Negative Interest Rates

We have often spoken of the possibility in my Tax Timing class, but I never thought I’d actually see negative rates in the United States.

Today, however, if you bought $1,000,000.00 in 1-month T-bills, you would receive $1,000,000.00 back in 4 weeks.

And, if you paid $1,000,0025.56 for 3-month T-bills, you would receive $1,000,000 back in three months.

Long bonds traded late today at an all-time low.  Six month bills, 2-year notes, 5-year notes, and 10-year notes are either at or very close to their all-time lows (in term of yield – all-time high in terms of price), as well (yesterday was a low interest day, too).

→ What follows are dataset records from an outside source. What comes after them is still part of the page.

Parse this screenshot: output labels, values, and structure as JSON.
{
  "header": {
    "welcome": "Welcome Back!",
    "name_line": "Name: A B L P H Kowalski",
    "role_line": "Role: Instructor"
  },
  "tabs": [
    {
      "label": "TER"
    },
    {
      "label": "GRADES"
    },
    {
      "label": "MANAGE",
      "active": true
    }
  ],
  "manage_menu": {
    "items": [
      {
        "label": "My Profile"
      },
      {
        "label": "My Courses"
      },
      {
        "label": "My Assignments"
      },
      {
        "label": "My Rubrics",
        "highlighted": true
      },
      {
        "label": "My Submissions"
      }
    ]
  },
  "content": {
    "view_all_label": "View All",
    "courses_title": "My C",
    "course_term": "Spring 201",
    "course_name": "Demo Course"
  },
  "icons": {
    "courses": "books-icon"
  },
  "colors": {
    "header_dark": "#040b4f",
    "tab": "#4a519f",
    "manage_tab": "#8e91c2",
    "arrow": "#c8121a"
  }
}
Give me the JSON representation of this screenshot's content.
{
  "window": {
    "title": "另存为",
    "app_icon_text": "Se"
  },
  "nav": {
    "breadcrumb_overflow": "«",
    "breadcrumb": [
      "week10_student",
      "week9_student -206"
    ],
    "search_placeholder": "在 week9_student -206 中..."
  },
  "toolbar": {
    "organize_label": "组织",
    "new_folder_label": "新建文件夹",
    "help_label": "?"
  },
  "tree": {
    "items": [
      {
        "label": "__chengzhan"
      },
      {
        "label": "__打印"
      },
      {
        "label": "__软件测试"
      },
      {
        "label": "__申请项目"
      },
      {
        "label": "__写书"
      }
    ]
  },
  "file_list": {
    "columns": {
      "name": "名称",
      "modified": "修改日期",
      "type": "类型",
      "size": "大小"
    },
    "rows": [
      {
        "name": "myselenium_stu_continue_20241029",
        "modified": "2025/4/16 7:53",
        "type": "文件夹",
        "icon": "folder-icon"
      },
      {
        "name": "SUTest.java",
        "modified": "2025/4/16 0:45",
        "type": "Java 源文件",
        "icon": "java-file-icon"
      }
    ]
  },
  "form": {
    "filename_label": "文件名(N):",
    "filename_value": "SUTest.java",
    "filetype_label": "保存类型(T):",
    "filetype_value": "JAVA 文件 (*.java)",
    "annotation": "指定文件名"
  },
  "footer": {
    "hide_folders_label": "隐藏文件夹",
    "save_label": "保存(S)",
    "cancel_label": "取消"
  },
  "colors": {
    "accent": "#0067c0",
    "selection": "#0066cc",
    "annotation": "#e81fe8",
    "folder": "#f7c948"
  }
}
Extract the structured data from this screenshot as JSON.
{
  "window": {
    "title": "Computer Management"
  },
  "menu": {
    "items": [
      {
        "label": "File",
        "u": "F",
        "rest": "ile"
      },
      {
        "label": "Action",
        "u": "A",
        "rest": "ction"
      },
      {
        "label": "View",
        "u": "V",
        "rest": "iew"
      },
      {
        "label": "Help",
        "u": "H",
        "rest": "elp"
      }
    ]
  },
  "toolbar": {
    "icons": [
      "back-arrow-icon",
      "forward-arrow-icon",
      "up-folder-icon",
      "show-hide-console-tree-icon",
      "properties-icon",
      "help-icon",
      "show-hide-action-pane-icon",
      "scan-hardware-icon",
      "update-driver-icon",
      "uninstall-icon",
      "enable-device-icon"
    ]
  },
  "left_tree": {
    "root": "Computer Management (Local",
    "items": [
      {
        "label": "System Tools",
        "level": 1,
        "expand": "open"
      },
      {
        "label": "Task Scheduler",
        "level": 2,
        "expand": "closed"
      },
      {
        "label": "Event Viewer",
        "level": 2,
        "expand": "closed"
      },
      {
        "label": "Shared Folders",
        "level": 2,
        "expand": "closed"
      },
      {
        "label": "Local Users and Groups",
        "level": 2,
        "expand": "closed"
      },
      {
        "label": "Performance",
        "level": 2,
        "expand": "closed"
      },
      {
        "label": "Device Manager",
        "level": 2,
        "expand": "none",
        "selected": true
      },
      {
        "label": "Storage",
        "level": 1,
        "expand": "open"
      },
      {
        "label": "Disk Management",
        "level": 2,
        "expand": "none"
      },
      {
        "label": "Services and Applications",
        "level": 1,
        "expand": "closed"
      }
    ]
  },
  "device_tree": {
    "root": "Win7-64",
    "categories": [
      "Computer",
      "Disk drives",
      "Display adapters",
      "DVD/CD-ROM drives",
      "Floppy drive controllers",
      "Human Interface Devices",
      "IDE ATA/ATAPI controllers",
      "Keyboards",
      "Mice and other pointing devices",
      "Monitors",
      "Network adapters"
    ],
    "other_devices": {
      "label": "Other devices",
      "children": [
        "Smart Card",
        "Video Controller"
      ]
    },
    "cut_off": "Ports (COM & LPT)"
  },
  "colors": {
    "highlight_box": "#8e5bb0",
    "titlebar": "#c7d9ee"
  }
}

For those who follow the bond market, this is stunning.  Until two weeks ago, the 30-year bond had never closed with a yield under 4%; it now is very close to closing below 3 %.  It is at 3.04%.  Essentially, Treasury inflation-indexed securities have been negative for a couple weeks.

Negative interest rates make my Financial Calculations For Lawyers and Tax Timing classes bizarre.  Before today, I argued that negative interest rates were theoretically impossible.  But large investors prefer to pay the Treasury to store money than to risk it in banks or corporations or commodities or land.

I fear the market is telling us to invest in guns and gold.  I guess if one had the latter, he’d need the former.  Too bad I hate guns and cannot afford much gold.  Perhaps Scotch will be a good substitute.